Let one friend’s present age = x, the other = (20−x). Four years ago: (x−4)(16−x) = 48 ⇒ −x² + 20x − 64 = 48 ⇒ x² − 20x + 112 = 0. D = 400 − 448 = −48 < 0.
No, this situation is not possible (no real solution exists).
Q5. Is it possible to design a rectangular park of perimeter 80 m and area 400 m²? If so, find its length and breadth.
Let length = x, so breadth = (40−x) (since length+breadth=40). Area: x(40−x) = 400 ⇒ x² − 40x + 400 = 0. D = 1600 − 1600 = 0, equal roots, x = 20.
Yes, it is possible — but only as a square park with length = breadth = 20 m.
Why This Chapter Matters
Quadratic Equations is a cornerstone algebra chapter in the CBSE Class 10 board exam — it typically contributes 6–8 marks through a mix of direct factorisation questions, discriminant/nature-of-roots reasoning, and word problems (ages, speed, area, cost), and the discriminant concept and quadratic formula introduced here are used repeatedly in Class 11 and 12 algebra, coordinate geometry, and calculus.
How to Use These Solutions
Work through each question on paper before checking the answer here — pay special attention to rejecting negative/invalid roots in word problems (ages, lengths, speeds must be positive), since that step is where marks are most often lost.

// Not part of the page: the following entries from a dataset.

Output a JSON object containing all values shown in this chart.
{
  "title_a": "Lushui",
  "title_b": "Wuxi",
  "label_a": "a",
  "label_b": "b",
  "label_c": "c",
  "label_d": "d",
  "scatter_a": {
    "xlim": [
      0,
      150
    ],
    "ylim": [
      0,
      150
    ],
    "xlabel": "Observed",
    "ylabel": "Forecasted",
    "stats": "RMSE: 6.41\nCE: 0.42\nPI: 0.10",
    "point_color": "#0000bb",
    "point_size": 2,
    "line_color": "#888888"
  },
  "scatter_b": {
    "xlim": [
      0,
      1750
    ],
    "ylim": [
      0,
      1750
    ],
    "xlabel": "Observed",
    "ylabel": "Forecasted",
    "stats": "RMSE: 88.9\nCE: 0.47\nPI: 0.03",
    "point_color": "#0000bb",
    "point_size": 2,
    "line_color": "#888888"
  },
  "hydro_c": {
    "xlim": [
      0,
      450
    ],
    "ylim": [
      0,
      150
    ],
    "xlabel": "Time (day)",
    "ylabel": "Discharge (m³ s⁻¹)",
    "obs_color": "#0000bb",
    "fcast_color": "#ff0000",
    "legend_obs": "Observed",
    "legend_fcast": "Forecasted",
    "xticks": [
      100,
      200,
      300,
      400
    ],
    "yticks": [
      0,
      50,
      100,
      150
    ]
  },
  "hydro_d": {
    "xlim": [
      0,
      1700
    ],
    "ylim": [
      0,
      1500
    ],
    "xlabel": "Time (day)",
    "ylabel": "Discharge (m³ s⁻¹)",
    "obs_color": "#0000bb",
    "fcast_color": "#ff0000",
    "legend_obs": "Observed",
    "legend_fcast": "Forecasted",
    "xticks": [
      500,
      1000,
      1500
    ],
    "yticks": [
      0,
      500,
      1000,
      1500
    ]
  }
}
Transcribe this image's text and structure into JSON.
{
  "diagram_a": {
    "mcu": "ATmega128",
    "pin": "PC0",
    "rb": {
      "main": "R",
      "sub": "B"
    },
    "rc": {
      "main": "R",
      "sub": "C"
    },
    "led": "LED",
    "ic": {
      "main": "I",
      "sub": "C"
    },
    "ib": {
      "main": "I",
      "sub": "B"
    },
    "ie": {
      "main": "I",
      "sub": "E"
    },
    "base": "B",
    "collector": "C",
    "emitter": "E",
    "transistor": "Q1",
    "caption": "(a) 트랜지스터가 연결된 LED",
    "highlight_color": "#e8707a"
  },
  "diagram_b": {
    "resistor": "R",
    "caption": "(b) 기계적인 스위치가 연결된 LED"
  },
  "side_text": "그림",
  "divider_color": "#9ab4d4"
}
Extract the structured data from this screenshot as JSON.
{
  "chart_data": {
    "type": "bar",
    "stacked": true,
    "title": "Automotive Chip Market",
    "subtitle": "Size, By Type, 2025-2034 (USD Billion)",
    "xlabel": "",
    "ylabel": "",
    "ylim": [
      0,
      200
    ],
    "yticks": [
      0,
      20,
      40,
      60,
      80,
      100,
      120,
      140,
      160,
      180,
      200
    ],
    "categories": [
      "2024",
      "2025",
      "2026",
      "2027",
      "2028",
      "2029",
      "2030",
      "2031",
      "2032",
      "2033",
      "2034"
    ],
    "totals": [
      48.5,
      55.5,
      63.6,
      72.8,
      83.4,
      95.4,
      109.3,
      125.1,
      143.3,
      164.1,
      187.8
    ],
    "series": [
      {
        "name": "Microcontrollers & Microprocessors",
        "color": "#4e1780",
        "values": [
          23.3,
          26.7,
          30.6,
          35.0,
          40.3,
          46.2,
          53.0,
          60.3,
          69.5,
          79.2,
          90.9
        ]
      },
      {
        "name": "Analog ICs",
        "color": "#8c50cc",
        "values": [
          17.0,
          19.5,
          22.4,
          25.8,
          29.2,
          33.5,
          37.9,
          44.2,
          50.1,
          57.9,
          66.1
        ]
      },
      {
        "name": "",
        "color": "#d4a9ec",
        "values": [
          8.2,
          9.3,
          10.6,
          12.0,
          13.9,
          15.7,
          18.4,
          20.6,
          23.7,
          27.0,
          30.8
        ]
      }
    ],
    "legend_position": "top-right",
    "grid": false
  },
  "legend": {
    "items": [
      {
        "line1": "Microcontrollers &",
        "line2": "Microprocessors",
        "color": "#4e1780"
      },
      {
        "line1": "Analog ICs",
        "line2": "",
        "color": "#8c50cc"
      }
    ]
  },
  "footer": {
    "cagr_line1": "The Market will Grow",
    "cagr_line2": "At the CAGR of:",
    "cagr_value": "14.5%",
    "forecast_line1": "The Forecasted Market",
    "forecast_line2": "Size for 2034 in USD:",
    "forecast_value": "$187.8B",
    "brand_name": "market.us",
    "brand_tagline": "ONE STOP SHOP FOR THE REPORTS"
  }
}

You can download the full chapter directly from our Class 10 Maths NCERT book page, or browse every Class 10 subject on our Class 10 hub.
Want harder practice or a fast recap? See our Extra Questions (HOTS) post and Revision Notes summary for this chapter, or the Class 10 Maths Formulas Handbook.
Frequently Asked Questions
Are these solutions based on the current 2026-27 NCERT syllabus?
Yes — this covers all three rationalised exercises (4.1, 4.2 and 4.3) as currently prescribed by NCERT for the 2026-27 academic session.
How many marks does this chapter carry in the CBSE Class 10 board exam?
Quadratic Equations is one of the higher-weightage algebra chapters, typically worth 6–8 marks across objective, short-answer and long-answer (word problem) questions.